Jelena participated in an IT Retraining program, tailored to the needs of persons with disabilities, organized by the Youth with Disabilities Forum with the support of the Office for IT, e-Government and UNDP. It emphasizes the importance of acquiring different skills in a rapidly changing world that increasingly relies on new technologies.
She hopes to one day develop her own tools and business. “My desire is to work on technologies that help persons with disabilities in their daily lives. It is a long-term plan for me, and I still have a lot to learn, but I hope that I am on the right path to achieving it.”
Read her story here.
“Men are generally at the forefront in engineering and opinions of women are being dismissed. Women should not keep silent and they should speak out louder.”
So says Dilara Dura, an electrical engineer who works at Turkey’s Mersin Model Factory. Women are disproportionally represented in the STEM fields — science, technology, engineering and mathematics, but through this Covid-19 year they have also disproportionally borne the burden of the pandemic.

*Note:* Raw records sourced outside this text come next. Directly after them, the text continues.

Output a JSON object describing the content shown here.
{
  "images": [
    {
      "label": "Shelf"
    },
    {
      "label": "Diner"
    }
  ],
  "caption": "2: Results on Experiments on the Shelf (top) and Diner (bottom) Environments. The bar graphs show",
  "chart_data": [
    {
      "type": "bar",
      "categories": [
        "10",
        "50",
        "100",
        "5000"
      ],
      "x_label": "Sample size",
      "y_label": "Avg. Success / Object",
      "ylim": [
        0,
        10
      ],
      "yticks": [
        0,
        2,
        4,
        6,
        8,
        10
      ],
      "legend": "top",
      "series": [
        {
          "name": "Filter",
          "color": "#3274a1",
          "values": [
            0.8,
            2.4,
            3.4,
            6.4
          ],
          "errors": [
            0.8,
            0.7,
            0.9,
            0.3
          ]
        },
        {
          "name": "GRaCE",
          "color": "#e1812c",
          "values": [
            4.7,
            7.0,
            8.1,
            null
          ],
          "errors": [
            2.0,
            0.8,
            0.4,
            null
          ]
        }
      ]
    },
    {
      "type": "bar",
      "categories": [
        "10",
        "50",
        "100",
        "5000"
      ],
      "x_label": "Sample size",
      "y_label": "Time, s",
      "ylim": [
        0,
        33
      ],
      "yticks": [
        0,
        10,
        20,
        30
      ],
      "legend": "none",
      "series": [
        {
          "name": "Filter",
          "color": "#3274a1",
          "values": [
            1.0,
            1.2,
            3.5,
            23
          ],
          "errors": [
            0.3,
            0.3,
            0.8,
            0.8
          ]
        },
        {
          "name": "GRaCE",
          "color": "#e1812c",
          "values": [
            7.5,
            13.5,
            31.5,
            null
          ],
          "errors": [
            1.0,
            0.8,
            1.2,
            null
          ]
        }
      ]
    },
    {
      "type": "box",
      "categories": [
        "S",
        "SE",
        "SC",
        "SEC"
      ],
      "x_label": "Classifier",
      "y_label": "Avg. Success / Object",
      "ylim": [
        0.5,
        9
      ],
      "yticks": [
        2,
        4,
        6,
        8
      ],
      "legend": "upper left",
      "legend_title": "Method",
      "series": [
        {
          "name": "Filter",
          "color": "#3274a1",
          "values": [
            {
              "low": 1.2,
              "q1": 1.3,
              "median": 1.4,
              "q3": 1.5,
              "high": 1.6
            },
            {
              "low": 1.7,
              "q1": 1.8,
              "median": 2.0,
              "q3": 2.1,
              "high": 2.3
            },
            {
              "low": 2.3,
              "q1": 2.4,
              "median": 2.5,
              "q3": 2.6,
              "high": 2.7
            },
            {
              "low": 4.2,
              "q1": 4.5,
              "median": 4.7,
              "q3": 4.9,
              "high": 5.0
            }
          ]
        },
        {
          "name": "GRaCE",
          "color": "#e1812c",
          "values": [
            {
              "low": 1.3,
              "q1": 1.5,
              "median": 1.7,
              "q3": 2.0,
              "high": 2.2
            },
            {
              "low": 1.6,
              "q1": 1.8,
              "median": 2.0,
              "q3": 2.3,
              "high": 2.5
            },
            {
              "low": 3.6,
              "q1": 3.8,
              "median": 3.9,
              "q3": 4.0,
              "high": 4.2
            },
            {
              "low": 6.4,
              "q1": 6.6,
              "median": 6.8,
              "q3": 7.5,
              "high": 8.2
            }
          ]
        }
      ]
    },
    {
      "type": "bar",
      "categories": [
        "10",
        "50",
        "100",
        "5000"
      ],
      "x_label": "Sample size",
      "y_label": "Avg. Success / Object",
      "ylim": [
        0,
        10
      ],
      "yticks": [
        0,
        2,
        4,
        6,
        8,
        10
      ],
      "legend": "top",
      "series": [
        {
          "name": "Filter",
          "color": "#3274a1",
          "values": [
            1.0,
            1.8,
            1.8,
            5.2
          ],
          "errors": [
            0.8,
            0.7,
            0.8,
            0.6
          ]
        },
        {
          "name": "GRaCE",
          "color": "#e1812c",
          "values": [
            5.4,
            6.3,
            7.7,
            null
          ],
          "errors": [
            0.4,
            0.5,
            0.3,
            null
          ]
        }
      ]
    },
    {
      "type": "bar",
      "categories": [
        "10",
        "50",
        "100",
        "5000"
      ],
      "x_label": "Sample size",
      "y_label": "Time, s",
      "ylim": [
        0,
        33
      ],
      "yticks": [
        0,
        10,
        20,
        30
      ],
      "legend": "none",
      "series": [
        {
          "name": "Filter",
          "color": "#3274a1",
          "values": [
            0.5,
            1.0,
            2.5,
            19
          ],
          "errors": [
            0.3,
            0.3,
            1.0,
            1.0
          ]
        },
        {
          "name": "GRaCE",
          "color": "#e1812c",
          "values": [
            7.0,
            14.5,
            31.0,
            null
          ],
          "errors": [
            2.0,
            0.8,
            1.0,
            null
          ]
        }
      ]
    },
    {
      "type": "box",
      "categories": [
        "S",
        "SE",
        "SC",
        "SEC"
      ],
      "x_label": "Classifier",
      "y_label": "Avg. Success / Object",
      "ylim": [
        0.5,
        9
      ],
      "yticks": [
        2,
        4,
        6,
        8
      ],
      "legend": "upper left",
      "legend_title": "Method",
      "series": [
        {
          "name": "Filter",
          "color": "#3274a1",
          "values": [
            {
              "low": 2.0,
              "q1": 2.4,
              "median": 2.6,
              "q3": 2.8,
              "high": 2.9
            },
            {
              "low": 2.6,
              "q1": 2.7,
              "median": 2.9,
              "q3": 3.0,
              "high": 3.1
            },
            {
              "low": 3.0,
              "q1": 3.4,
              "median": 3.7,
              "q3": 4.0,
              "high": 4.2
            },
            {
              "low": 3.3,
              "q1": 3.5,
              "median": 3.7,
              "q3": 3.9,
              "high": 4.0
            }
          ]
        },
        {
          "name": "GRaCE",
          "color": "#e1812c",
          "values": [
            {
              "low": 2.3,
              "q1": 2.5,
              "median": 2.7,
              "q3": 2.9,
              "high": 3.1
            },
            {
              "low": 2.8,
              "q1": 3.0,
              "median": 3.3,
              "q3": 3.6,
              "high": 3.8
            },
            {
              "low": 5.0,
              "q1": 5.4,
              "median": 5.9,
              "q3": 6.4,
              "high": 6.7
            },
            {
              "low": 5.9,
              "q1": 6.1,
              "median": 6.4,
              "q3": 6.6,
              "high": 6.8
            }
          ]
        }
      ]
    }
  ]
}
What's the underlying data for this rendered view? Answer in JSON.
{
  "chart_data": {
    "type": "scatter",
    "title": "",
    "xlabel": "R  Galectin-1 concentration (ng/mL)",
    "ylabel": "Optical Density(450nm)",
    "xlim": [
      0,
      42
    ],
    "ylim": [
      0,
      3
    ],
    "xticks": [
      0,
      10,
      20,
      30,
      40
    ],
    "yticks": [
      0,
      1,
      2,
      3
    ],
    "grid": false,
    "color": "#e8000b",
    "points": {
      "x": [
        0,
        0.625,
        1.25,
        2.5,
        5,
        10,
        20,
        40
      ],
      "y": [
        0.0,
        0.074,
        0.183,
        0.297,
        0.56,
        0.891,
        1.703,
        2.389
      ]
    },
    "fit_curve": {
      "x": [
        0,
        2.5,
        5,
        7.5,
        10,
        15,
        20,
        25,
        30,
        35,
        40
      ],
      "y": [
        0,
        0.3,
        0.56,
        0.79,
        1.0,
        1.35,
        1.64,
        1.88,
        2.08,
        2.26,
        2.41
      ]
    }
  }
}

“Unfortunately, things became worse for women during the pandemic. Because people spent more time at home, it became a more challenging period for women who were victims of domestic violence. Responsibilities at home further increased. Everyone including children are at home. If psychological violence or pressure exists, women shoulder a greater burden.”
How do women in Turkey feel about their role during this time? Read more.
These are just but a few of the multitudes of women across the Europe and Central Asia region who are making the way in their fields. Whether large or small scale, Their role in everyday life — whether large or small scale — makes an impact on our societies everywhere.